Mosaic plots and segmented bar charts | Exploring two-variable data | AP Statistics | Khan Academy
Let's say we're looking at some type of disease, and we want to see if there's any relationship between people having antibodies for that disease and whether they are adult children or infants.
If you don't know what antibodies are, these are things that your immune system keeps around, so it's very easy to recognize future infections. But you don't have to worry too much about that for this video. In this video, we're just trying to think about how we can visualize data to understand if there's a relationship between having antibodies and the age of the individual.
So, let's say we go out and collect a bunch of data. We test 120 adults, and 114 have antibodies; 6 don't. We test 60 children; 54 have antibodies, and 6 don't. We test 20 infants, and then 8 have antibodies, and 12 don't.
We can just look at this data, but this really still doesn't give us a visual representation of what's going on. One step we can take, which still doesn't give us a fully visual representation, is to just think about percentages that might help us think about the likelihood of having antibodies.
If we calculate the percentages, we might see something like this. For example, 114 over 120 is 95, or 95% have antibodies. That 114 over 120 is 95 percent, and then the number that don't have antibodies, this 6 right over here, that is 6 over 120. You can do that for each of the categories: 54 over 60 is 90, while 6 over 60, you can do that math in your head, is 10.
We could do the same thing for the infants: 8 out of 20 is 40, while 12 out of 20 is 60. So that helps us a little bit; it helps us think about, well, what's the percentage of adults that have the antibody or children or infants?
But if we really want to visualize it, we can look at two different types of visualizations. One, we can call a segmented bar chart, and I will show a segmented bar chart for this data right over here.
Now, in a segmented bar chart, we group; we have a bar for each category here, and we're making adults, children, and infants the different categories because we're thinking maybe that has something to do with the likelihood of having antibodies.

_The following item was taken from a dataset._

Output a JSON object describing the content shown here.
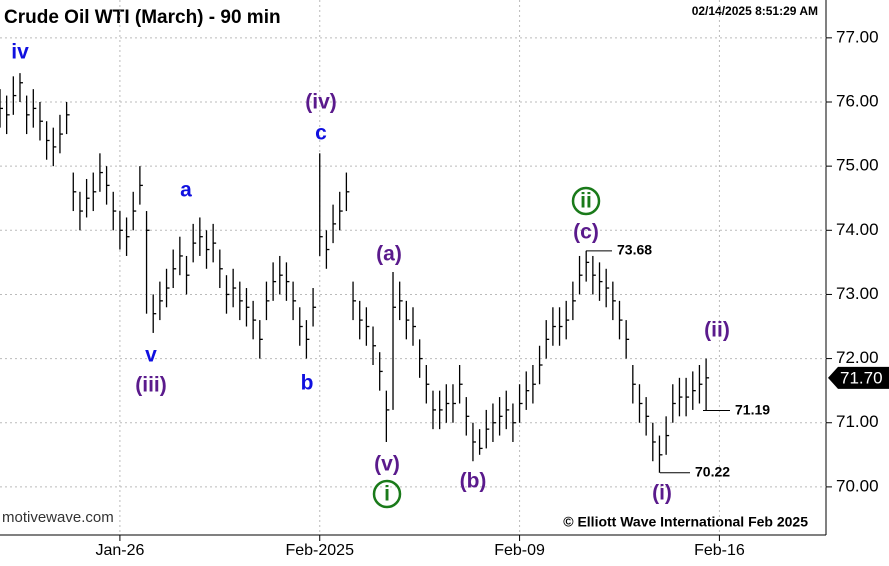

For each bar—for example, this adult bar—you can see the percentage that have the antibodies and the percentage that don't. So 95% of the adult bar is filled in blue; that's for yes, they have the antibodies, and 5% is filled in red. For children, you can see that 90% is filled in blue, and 10% is filled in red because 10 don't have the antibodies.
Then for infants, you can see that 40% is filled in blue, and 60% don't have the antibodies. Now, this by itself is pretty useful to visually see, all right, it looks like adults are much more likely to have the antibodies than children, and children are far more likely to have the antibodies than infants.
So it looks like this idea of making a bar for each of adults, children, or infants was a good way to start to understand the likelihood of having antibodies. You could have done it other ways; you could have had a bar for having antibodies and another bar for not having antibodies, and then you could have segmented the bar chart by whether they are adults, children, or infants.
But if you did that, that would have been trying to understand whether having antibodies or not having antibodies is predictive of whether you're an adult, child, or infant, while this one makes, at least to me, a little bit more sense that whether an adult, child, or infant might be predictive of whether or not you have antibodies.
But there is some information lost in this segmented bar chart. For example, we have lost the fact that we have sampled, or we have tested, a lot more adults than children and far more children than infants.
So one way to incorporate that data back into a visualization to essentially show how many people you sampled in each of these categories, we can generate what's known as a mosaic plot. So this is a mosaic plot right over here.
One way to think about it is we have just adjusted the width of each of these bars based on how many people we tested. We tested 200 people, and so you can view this width right over here as being 200. You can see that we tested 120 adults, so the width of this first bar, I guess you could say—although now we're dealing with a mosaic plot—this width right over here would be 60 percent of this entire width, which you can see that it is.
Then, the children make up 60 of the 200 that we tested, and so this width right over here would be 60 over the entire 200, or would be about 30 percent of the entire width. We can see that we tested the fewest number of infants, and so this 20 right over here represents the 20 infants we tested.
The reason why this mosaic plot conveys more information is that it conveys all the same information that our segmented bar chart does, but it also gives us a sense that we tested more adults than children and far more children than infants.
It's also easy to then look at and say, okay, of the total number of people who don't have the antibodies—so that would be the red area right over here—even though we tested the fewest number of infants, it looks like infants make up a large chunk of the total number of folks who don't have antibodies.
So I'll leave you there. The whole point of this video is to just understand why a segmented bar chart or mosaic plot will be useful. In future videos, we'll get more practice analyzing them.